Comme d'habitude - et c'était là un point remarquable quand on songeait que cette chose n'avait jamais été éduquée ou n'avait jamais été témoin d'une telle stratégie dans un tel environnement - l'alien avait attaqué comme un requin : rapidement, soudainement et était prêt à repartir aussi brutalement.
Mais les soldats avaient été entraînés à de telles tactiques, aux mouvements inhumainement vifs du monstre et ils avaient tendus leur piège avec soin. Dès que l'alien fit marche arrière pour repartir avec une victime qu'il avait paralysée de son dard, les mâchoires du piège se refermèrent.
La salle était simplement le coeur du piège et en une fraction de seconde, tous les systèmes placés par les soldats dans les salles adjacentes sur tout l'étage et sur les étages connexes s'activèrent, emprisonnant l'alien dans une cage infranchissable. Il pouvait déchirer les murs, crever les planchers, massacrer les humains à l'intérieur de cette cage, mais il ne pourrait jamais s'en échapper vivant. Des lasers spéciaux barraient l'accès à la moindre cachette, la moindre surface avait soudainement été doublée par des panneaux fabriqués à partir de cet étrange alliage qui résistait à tout... inspiré par la peau de l'alien. L'installation avait été faite comme par hasard en ne suivant aucun schéma reconnaissable. Les panneaux se relevaient ou tombaient en position pour recouvrir des pans de mur ou bien ils avaient été insérés dans la structure entre deux murs. Même un observateur averti n'aurait pu déceler le plan d'ensemble. Il était connu que les aliens avaient une compréhension quasi surnaturelle des pièges. Ainsi, même l'installation avait été réalisée de façon discrète.

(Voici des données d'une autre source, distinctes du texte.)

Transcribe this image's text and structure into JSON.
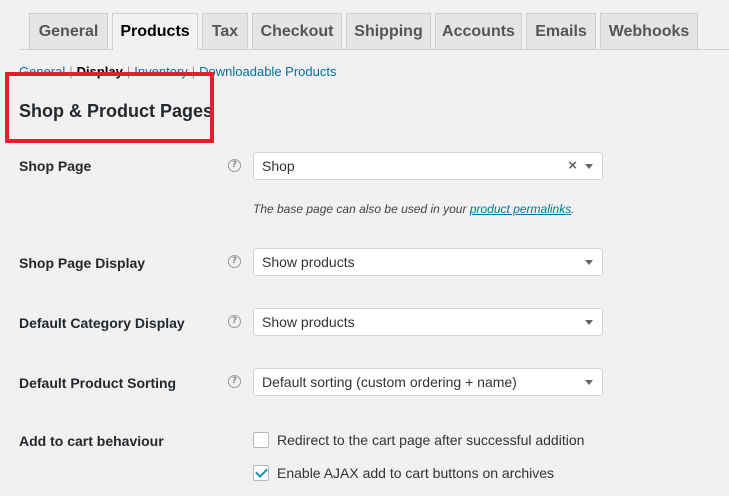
{
  "tabs": [
    {
      "label": "General",
      "active": false
    },
    {
      "label": "Products",
      "active": true
    },
    {
      "label": "Tax",
      "active": false
    },
    {
      "label": "Checkout",
      "active": false
    },
    {
      "label": "Shipping",
      "active": false
    },
    {
      "label": "Accounts",
      "active": false
    },
    {
      "label": "Emails",
      "active": false
    },
    {
      "label": "Webhooks",
      "active": false
    }
  ],
  "subnav": {
    "general": "General",
    "display": "Display",
    "inventory": "Inventory",
    "downloadable": "Downloadable Products",
    "separator": "|"
  },
  "section": {
    "title": "Shop & Product Pages"
  },
  "fields": {
    "help_glyph": "?",
    "shop_page": {
      "label": "Shop Page",
      "value": "Shop",
      "clear_glyph": "×",
      "description_prefix": "The base page can also be used in your ",
      "description_link": "product permalinks",
      "description_suffix": "."
    },
    "shop_page_display": {
      "label": "Shop Page Display",
      "value": "Show products"
    },
    "default_category_display": {
      "label": "Default Category Display",
      "value": "Show products"
    },
    "default_product_sorting": {
      "label": "Default Product Sorting",
      "value": "Default sorting (custom ordering + name)"
    },
    "add_to_cart": {
      "label": "Add to cart behaviour",
      "options": [
        {
          "label": "Redirect to the cart page after successful addition",
          "checked": false
        },
        {
          "label": "Enable AJAX add to cart buttons on archives",
          "checked": true
        }
      ]
    }
  },
  "colors": {
    "accent_link": "#0073aa",
    "highlight": "#e0202a",
    "checkmark": "#1e8cbe"
  }
}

L'alien, bien que blessé en trois ou quatre endroits, émit un crissement assourdissant qui témoignait de sa combitivité et abandonna sa victime pour sa propre survie. L'humain était mort avant de toucher le sol - naturellement.

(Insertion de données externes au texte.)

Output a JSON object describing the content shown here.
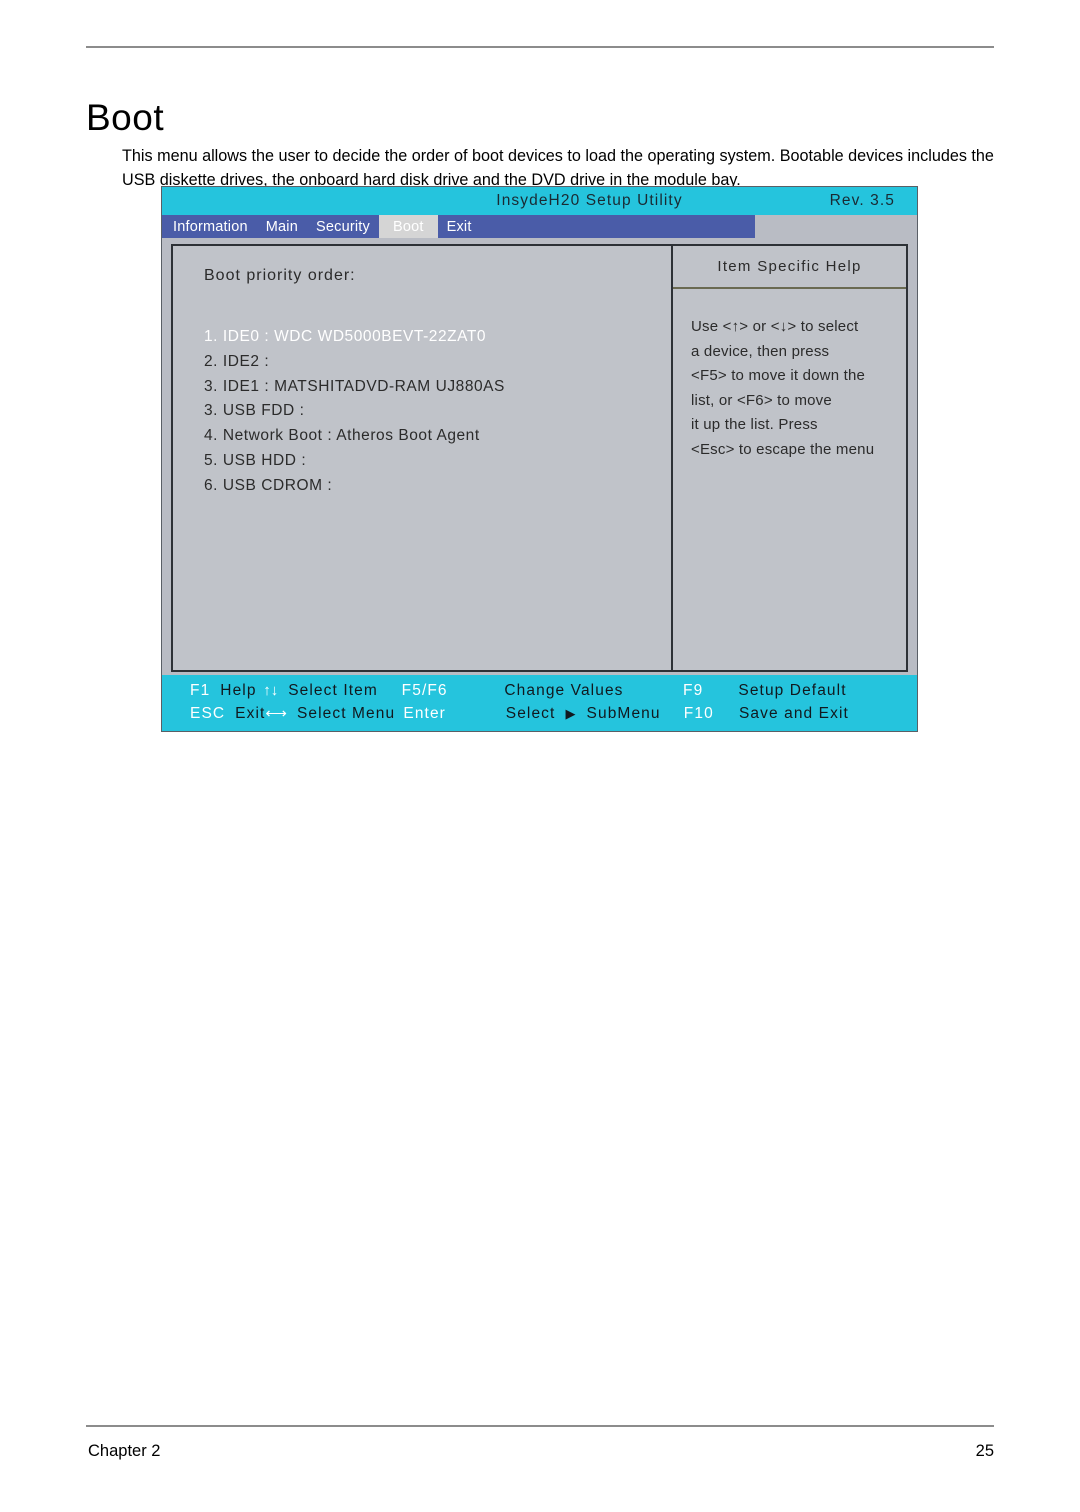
{
  "document": {
    "heading": "Boot",
    "intro": "This menu allows the user to decide the order of boot devices to load the operating system. Bootable devices includes the USB diskette drives, the onboard hard disk drive and the DVD drive in the module bay.",
    "footer_chapter": "Chapter 2",
    "footer_page": "25"
  },
  "bios": {
    "title": "InsydeH20 Setup Utility",
    "revision": "Rev. 3.5",
    "tabs": [
      {
        "label": "Information",
        "active": false
      },
      {
        "label": "Main",
        "active": false
      },
      {
        "label": "Security",
        "active": false
      },
      {
        "label": "Boot",
        "active": true
      },
      {
        "label": "Exit",
        "active": false
      }
    ],
    "boot": {
      "section_label": "Boot priority order:",
      "items": [
        {
          "text": "1. IDE0 : WDC WD5000BEVT-22ZAT0",
          "selected": true
        },
        {
          "text": "2. IDE2 :",
          "selected": false
        },
        {
          "text": "3. IDE1 : MATSHITADVD-RAM UJ880AS",
          "selected": false
        },
        {
          "text": "3. USB FDD :",
          "selected": false
        },
        {
          "text": "4. Network Boot : Atheros Boot Agent",
          "selected": false
        },
        {
          "text": "5. USB HDD :",
          "selected": false
        },
        {
          "text": "6. USB CDROM :",
          "selected": false
        }
      ]
    },
    "help": {
      "title": "Item Specific Help",
      "lines": [
        "Use <↑> or <↓> to select",
        "a device, then press",
        "<F5> to move it down the",
        "list, or <F6> to move",
        "it up the list. Press",
        "<Esc> to escape the menu"
      ]
    },
    "keybar": {
      "row1": [
        {
          "key": "F1",
          "arrow": "",
          "desc": "Help"
        },
        {
          "key": "",
          "arrow": "↑↓",
          "desc": "Select  Item"
        },
        {
          "key": "F5/F6",
          "arrow": "",
          "desc": "Change  Values"
        },
        {
          "key": "F9",
          "arrow": "",
          "desc": "Setup  Default"
        }
      ],
      "row2": [
        {
          "key": "ESC",
          "arrow": "",
          "desc": "Exit"
        },
        {
          "key": "",
          "arrow": "⟷",
          "desc": "Select  Menu"
        },
        {
          "key": "Enter",
          "arrow": "",
          "desc": "Select"
        },
        {
          "key": "",
          "arrow": "",
          "desc": "SubMenu"
        },
        {
          "key": "F10",
          "arrow": "",
          "desc": "Save  and  Exit"
        }
      ]
    }
  },
  "colors": {
    "bios_title_bg": "#25c4dd",
    "bios_tab_bg": "#4a5ca8",
    "bios_tab_active_bg": "#d5d5d5",
    "bios_panel_bg": "#c0c3c9",
    "bios_window_bg": "#b9bcc4",
    "selected_text": "#ffffff",
    "body_text": "#2b2b2b"
  }
}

Les soldats l'entendirent déchiqueter les parois et hurler de rage ou de douleur en se heurtant aux premiers lasers. Ils l'entendirent bondir à l'autre bout du corridor d'accès, tendant de se frayer un chemin à travers des parois de béton pour tomber sur la doublure hautement technologique qui ne cédait à rien. Ses griffes glissaient sur l'espèce de cahoutchouc, son acide ne trouait rien du tout.
Et quand enfin la bête crut avoir trouvé une voie d'évasion, ce fut pour se retrouver à nouveau bloquée... par une nouvelle paroi ultra résistante et par un groupe de personnes qui l'attendaient de pied ferme et armées jusqu'aux dents.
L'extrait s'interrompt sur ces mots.